Share

RESPON DI LUAR NALAR

“Itu pacar kamu kenapa ke sini, sih, Ga?” tanya Bu Diana pada putranya dengan suara setengah berbisik. Setelah berjabat tangan dan mempersilahkan tamunya duduk di ruang tamu, wanita berkaca mata itu langsung masuk ke ruang belakang. Tangannya menarik lengan sang putra—yang awalnya hendak menemani sang pacar di ruang tamu.

“Ya memang, kenapa, Bu? Ya, silaturohmi, mungkin.” Dengan dipenuhi rasa takut dan was-was, Anggara menjawab. Beberapa detik melihat roman wajah sang ibu yang tampak kurang senang, ia pun melanjutkan perkataannya.”Atau mungkin ada yang ingin dia sampaikan, Bu. Penting. Hehehe.” Anggara nyengir. Padahal dalam hati, pria berkumis tipis itu tidak bisa mengontrol rasa dag-dig-dug yang menjajah jiwanya.

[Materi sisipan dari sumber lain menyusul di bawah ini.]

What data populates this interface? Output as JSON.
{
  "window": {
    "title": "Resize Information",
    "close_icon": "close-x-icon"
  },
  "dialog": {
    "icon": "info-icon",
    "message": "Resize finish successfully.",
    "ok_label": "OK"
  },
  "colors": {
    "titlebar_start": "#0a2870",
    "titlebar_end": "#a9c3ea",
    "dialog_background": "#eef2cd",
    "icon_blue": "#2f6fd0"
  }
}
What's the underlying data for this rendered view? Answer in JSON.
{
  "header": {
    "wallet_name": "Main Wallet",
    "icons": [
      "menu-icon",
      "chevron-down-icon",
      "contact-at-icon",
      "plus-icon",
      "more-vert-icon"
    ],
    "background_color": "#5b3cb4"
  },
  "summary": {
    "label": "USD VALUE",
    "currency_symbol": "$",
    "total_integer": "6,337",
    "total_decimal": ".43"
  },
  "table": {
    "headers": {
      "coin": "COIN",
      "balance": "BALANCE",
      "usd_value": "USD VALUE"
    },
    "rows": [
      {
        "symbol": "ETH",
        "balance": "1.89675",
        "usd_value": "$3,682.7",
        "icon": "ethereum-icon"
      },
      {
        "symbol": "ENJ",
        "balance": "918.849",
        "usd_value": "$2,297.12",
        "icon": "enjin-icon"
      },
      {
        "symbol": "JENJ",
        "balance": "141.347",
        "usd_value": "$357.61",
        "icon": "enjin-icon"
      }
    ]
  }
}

“Penting apa, sih? Alasan! Mau ketemu kamu aja kali. Cewek kok, main ke tempat cowok begini. Tandanya cewek genit,” ucap Bu Diana sembari berjalan ke arah ruang tamu.

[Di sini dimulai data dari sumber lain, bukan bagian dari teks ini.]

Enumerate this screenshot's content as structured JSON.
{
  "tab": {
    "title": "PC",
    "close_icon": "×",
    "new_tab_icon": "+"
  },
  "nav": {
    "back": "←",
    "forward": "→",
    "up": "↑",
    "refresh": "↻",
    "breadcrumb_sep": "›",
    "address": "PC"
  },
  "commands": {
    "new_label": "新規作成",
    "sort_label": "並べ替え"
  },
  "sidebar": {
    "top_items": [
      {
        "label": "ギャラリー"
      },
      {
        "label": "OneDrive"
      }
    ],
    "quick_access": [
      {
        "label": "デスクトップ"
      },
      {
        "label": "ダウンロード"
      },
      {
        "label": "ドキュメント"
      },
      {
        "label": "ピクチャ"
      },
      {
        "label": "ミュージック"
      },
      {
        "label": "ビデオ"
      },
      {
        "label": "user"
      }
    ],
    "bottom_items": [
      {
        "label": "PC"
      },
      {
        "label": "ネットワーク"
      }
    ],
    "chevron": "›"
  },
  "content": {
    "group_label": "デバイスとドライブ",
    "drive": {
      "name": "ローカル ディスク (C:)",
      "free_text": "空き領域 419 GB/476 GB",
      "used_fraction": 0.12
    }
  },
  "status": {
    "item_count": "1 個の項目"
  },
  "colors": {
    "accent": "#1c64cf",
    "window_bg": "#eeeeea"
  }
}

Di sana sudah ada Nirmala yang deg-degan menunggu moment dirinya memberanikan diri meminta restu pada ibu sang pacar. Melihat orang yang sedari tadi ditunggu telah datang, jantungnya semakin berdenyut lebih kencang dan kedua lutut bergetar hebat. Seumur hidup, dirinya tidak pernah merasa se-nerveous ini.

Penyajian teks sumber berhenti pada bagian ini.